Yield with a Growth Kicker

By Roger S. Conrad on Mar. 10, 2016

With US economic growth under pressure and the risk of a bear-market correction still elevated, utility stocks could be poised for a strong year relative to their counterparts in cyclical sectors. Utilities’ reputation for safety and generous yields make the group an ideal place for investors to ride out periods of volatility and uncertainty.

But best-in-class utility stocks offer more than just a reliable dividend. Our favorites have the potential to grow their earnings at annual rates that are in the upper single digits, an acceleration from the usual low to mid-single digits.

And faster earnings growth usually fuels robust dividend growth, thanks to the highly visible nature of utilities’ underlying cash flow. Supportive regulators and growing demand for renewable energy and inexpensive, cleaner-burning natural gas create a need for significant capital spending, all of which is recovered through increases in the rate base.

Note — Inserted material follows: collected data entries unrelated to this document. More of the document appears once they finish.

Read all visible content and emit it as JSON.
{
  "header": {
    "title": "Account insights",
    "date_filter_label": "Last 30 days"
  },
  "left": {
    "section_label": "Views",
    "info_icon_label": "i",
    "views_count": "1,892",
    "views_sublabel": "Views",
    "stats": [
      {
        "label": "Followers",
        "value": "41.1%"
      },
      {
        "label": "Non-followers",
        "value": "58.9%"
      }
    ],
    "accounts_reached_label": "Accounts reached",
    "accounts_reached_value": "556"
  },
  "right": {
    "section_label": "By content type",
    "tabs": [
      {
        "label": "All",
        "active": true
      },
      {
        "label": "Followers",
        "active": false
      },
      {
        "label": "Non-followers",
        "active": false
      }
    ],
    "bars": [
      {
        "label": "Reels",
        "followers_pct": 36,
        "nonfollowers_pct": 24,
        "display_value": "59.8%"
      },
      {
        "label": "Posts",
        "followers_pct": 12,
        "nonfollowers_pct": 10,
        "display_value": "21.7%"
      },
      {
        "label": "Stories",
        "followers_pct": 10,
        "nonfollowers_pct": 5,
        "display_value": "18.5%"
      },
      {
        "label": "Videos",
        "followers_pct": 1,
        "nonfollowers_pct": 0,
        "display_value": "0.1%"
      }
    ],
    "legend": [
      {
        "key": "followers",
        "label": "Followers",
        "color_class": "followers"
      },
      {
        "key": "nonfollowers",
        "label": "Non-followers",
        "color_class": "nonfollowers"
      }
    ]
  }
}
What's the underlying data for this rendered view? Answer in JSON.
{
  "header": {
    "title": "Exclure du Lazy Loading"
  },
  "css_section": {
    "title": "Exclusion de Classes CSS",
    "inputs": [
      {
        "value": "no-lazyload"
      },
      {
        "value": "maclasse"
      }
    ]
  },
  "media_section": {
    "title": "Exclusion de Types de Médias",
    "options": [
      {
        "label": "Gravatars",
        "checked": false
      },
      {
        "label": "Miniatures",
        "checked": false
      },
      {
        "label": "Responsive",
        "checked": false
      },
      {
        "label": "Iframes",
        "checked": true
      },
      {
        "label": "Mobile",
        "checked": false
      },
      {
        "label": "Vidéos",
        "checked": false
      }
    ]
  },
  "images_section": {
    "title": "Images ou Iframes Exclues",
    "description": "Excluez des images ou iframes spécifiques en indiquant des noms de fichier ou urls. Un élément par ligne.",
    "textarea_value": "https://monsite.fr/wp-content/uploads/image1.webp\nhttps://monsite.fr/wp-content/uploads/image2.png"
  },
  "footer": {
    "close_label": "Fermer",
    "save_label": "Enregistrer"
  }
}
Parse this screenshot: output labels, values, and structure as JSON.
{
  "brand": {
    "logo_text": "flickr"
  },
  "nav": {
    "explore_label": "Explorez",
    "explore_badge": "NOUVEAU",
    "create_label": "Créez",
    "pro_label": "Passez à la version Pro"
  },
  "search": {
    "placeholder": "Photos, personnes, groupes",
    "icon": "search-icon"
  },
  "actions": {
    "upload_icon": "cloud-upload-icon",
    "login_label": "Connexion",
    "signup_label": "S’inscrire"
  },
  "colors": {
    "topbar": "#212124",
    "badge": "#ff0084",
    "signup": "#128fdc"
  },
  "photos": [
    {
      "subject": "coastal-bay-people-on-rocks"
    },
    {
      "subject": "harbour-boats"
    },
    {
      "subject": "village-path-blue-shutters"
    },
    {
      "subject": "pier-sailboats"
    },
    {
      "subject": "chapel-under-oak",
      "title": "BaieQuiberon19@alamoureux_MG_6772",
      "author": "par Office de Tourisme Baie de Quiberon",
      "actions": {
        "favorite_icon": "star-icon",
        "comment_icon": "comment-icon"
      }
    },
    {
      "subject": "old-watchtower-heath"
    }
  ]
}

In other words, the sector’s current opportunity set differs dramatically from the late 1990s, when almost two dozen electric utilities either declared bankruptcy or found themselves teetering on the brink after ill-fated pushes into energy trading and other risky businesses. The massive debts assumed to finance these strategic blunders only worsened matters.

Utilities continue to enjoy relatively low costs of debt and equity capital and have tapped both markets to fund the latest round of capital spending. Thanks to regulatory support, however, these companies earn a return on investment shortly after putting this money to work. And because these projects provide an essential service, the cash flow generated from these assets offer a degree of protection against economic cycles.

The market also assigns a higher valuation to a company that can grow its payout by 8 percent to 10 percent annually than one increasing its dividend by 3 percent to 5 percent.

For utility stocks, a bit of additional growth goes a long way.

We highlighted utilities leveraging their low cost of capital to grow their midstream gas businesses and renewable-energy capacity in the February 2016 issue of Conrad’s Utility Investor. (See In the Land of Infrastructure, Capital is King.)

Here, we delve into an important, but underappreciated, growth area: energy storage, a major focus at the recent ARPA-E Energy Innovation Summit, one of several industry conferences I attend each year as part of my research process.

Merger and acquisition activity has also picked up dramatically in the utility sector, with international companies looking to add exposure to the aforementioned growth stories and major players looking to increase scale and unlock synergies by moving into adjacent business lines.

We recently highlighted our top takeover picks in a special report; this time, we examine the list of pending transactions for key themes and opportunities. Finally, we take a look at opportunities on the fixed-income side of the market.

Focus on Innovation: Energy Storage

Growing adoption of intermittent sources of renewable energy—the wind doesn’t always blow at the same strength and the sun doesn’t always shine—creates a need for the ability to store excess energy generated during off-peak hours for use during periods of higher demand.